Though many of the tales add sexual elements where they were previously implicit (at most), Carter was adamant that her work was not the sexualization of these primeval tales. She explains that her motive was to “extract the latent content from the traditional stories” (from a 1985 interview). The stories, then, are the relevant fairy tales for our post-Freudian age: Latent sexual content is brought to the fore. Carter shows us that these tales are not antiquated, only antique. And, to indulge the metaphor, Carter has gone thrifting and brought these stately pieces into the fore of modern spaces, giving them new relevance.
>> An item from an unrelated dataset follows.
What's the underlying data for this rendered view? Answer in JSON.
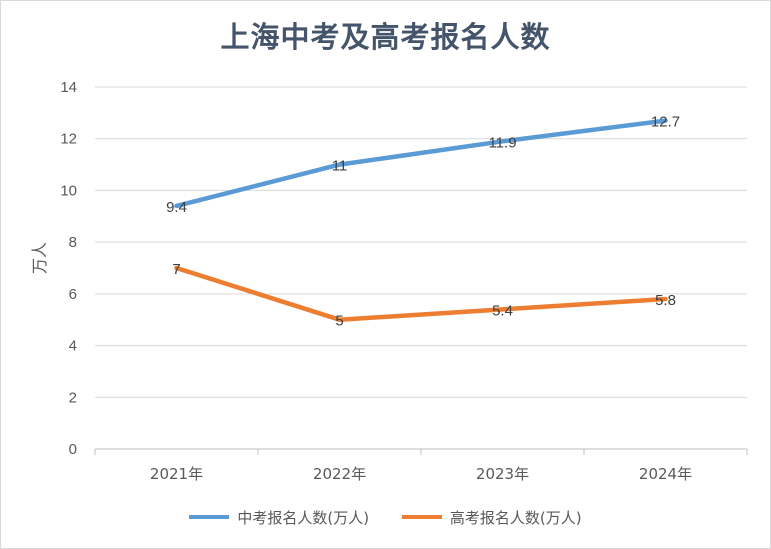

Aside from the evocative content of Carter’s stories, the dark, sometimes bloody, always macabre plots are perfect for curling up with hot tea under a warm blanket when proportion of the day that is night is increasing at its fastest rate. This time of year, late autumn, is the temporal setting for eight of the ten stories, which take place in the cold, from fall through midwinter. My personal favorite, “The Erl-King” takes place on “a cold day of late October, when the withered blackberries dangled like their own dour spooks on the discoloured brambles.” She writes that “the stark elders have an anorexic look; there is not much in the autumn wood to make you smile but it is not yet, not quite yet, the saddest time of year.” The story, like many in the collection, is about desire: for love, for sex, for freedom, and the dour spooks of each of those.